Si le marché était une star de cinéma, il serait Dory. Mais oui… Vous connaissez Dory, ce sympathique poisson amnésique qui nous a bien fait rire dans Le monde de Nemo (si vous n’y êtes toujours pas demandez à vos enfants).

Hier notre Dory à nous, qui habite downtown Manhattan, oublie tout et démarre son quatrième trimestre sur une fort agréable note d’optimisme. Mais que se passe-t-il donc au joyeux royaume des actions pour que la bonne humeur l’emporte à ce point hier? Well… Pas grand-chose en fait. Notons le volte-face symbolique de Liz Truss, qui renonce à réduire les impôts des plus riches contribuables anglais, ce qui a pour effet de détendre le marché des Gilts et permet à la livre de récupérer du terrain contre le dollar, ce matin à 1,1387. Les esprits taquins ne manqueront pas de faire remarquer que le gouvernement anglais ne renonce qu’à la partie la plus symbolique de son nouveau budget, quelque chose me dit que la série «Liz au pays des merveilles» ne fait que commencer. Mais n’en déplaise à Madame Truss, ce sont surtout les statistiques macro-économiques du jour qui ravissent le marché. L’indice ISM (Institute for Supply Management) manufacturier américain ressort nettement en-dessous des attentes au mois de septembre et en net recul par rapport à août. Cet indicateur de l’activité économique se rapproche de 50, la frontière entre la croissance et la contraction économique, un signe que l’économie des Etats-Unis est en train de ralentir. Cerise sur le gâteau, la composante des prix de l’ISM manque les attentes, une sorte de cocktail de rêve pour les intervenants, qui voient là une croissance en berne accompagnée de prix en recul, suivez mon regard du côté de la Fed. Et ce n’est pas tout! Les dépenses de construction au mois d’août se prennent les pieds dans le tapis et sortent aussi nettement en-dessous du consensus.
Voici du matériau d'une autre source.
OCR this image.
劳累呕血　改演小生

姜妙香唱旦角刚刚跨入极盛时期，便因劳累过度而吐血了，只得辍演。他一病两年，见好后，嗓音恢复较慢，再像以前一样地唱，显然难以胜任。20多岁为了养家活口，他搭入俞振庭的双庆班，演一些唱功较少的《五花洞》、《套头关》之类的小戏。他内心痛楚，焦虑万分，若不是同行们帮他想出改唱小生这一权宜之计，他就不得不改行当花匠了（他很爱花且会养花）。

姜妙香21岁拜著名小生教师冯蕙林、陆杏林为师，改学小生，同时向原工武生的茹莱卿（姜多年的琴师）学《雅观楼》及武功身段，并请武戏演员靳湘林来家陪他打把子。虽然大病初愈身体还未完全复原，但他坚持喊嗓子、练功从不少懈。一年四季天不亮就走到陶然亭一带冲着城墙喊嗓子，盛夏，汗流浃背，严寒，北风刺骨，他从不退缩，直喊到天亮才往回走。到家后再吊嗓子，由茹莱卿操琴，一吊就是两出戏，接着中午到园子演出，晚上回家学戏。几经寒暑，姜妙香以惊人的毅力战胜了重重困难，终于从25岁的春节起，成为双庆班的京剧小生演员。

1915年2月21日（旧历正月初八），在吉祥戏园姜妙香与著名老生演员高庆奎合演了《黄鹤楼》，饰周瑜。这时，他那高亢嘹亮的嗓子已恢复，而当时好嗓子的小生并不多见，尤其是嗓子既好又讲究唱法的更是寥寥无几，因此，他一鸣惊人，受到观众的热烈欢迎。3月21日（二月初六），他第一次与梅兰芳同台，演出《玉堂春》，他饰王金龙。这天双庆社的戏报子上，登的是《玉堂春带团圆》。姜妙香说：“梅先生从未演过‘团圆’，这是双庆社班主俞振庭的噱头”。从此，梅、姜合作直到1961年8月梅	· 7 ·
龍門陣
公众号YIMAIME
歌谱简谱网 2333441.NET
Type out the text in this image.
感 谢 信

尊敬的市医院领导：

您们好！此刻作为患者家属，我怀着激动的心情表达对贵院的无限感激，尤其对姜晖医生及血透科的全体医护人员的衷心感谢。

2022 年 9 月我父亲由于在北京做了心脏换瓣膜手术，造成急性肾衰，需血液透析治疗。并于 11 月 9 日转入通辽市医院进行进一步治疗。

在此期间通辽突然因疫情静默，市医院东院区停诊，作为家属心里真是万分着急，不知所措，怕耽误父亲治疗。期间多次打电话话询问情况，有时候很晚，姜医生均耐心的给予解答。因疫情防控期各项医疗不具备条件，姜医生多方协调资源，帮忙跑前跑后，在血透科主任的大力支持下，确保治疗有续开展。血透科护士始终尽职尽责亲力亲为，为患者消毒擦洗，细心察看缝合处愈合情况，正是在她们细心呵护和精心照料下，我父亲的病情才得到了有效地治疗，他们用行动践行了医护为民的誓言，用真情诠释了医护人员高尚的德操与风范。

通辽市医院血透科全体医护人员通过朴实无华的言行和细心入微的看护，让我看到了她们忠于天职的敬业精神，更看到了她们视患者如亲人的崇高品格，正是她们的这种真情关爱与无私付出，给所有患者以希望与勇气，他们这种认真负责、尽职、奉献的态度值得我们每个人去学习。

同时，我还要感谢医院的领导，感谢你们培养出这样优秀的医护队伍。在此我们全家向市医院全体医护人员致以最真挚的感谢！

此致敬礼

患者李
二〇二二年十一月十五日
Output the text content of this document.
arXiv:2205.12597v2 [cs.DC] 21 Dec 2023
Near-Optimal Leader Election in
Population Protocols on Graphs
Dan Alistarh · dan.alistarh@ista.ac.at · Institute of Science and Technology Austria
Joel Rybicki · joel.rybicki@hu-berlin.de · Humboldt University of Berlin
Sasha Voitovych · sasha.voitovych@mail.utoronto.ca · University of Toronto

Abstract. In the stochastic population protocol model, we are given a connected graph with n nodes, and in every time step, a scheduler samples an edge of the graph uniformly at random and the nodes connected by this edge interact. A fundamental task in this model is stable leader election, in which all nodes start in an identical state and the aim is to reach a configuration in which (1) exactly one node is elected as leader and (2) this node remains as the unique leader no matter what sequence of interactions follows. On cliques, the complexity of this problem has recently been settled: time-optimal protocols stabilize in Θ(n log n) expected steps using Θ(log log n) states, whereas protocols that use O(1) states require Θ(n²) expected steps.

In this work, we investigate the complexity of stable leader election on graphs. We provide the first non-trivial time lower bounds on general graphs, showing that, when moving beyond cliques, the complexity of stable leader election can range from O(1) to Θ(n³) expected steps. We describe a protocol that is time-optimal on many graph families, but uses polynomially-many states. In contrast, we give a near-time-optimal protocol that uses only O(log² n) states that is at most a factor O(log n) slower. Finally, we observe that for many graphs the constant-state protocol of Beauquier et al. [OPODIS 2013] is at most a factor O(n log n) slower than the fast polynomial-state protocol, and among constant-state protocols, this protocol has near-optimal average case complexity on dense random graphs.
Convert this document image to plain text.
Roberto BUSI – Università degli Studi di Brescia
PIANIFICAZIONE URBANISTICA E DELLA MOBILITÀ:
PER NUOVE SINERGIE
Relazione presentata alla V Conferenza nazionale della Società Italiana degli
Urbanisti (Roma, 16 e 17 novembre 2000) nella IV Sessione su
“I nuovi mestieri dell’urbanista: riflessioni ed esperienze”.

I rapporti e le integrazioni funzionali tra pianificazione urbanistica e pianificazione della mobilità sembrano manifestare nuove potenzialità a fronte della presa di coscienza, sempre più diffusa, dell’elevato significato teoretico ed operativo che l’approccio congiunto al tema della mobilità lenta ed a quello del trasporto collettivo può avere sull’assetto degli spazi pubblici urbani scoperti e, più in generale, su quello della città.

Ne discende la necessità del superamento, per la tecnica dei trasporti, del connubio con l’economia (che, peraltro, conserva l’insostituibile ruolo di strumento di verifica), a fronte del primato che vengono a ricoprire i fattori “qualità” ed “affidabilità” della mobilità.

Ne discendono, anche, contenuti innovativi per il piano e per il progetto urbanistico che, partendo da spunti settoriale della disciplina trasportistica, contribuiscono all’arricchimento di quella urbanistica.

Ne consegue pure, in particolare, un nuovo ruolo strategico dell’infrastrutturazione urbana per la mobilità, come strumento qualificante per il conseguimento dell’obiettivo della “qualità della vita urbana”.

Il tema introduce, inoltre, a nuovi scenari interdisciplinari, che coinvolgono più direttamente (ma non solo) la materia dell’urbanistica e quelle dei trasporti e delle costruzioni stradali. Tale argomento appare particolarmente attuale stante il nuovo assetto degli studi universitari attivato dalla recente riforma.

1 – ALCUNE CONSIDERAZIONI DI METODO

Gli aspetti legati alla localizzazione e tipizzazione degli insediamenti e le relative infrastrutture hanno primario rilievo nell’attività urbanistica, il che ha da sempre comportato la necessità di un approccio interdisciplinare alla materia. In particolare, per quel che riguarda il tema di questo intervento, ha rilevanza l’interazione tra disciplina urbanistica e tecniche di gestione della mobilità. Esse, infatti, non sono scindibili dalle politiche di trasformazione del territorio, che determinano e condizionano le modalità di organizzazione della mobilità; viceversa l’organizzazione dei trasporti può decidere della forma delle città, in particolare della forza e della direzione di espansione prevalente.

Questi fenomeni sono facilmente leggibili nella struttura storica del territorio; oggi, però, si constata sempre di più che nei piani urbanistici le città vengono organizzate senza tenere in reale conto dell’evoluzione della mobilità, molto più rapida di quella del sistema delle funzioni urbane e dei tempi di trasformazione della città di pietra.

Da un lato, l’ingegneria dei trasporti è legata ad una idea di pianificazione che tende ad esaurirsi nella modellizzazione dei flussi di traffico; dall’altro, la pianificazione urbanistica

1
Et paf le retour des taureaux…

Les rendements obligataires chutent littéralement hier, de 25 points de base à un moment donné. Le 2 ans US, qui évoluait à 4,22%, clôture à 4,11% et évolue ce matin à 4,04%. Le 10 ans revient à 3,59%, le 28 septembre il dépassait brièvement les 4%, c’est dire la violence du mouvement depuis. L’indice S&P500 (SPX) et ses pairs ne manquent pas l’occasion de profiter d’un tel contexte de détente. Il faut aussi prendre en compte le fait que de très nombreux intervenants avaient shorté ce marché, que le positionnement long s’était fortement marginalisé, que l’activité de couverture (hedging) récente a été historiquement très élevée et que le sentiment des investisseurs, principalement des petits porteurs, était au plus bas de tous les temps. En résumé le marché était tendu comme une corde de violon, il ne lui manquait qu’un minuscule signal  pour se relâcher quelque peu. On l’avait déjà mentionné, le marché était survendu, il l’est probablement encore.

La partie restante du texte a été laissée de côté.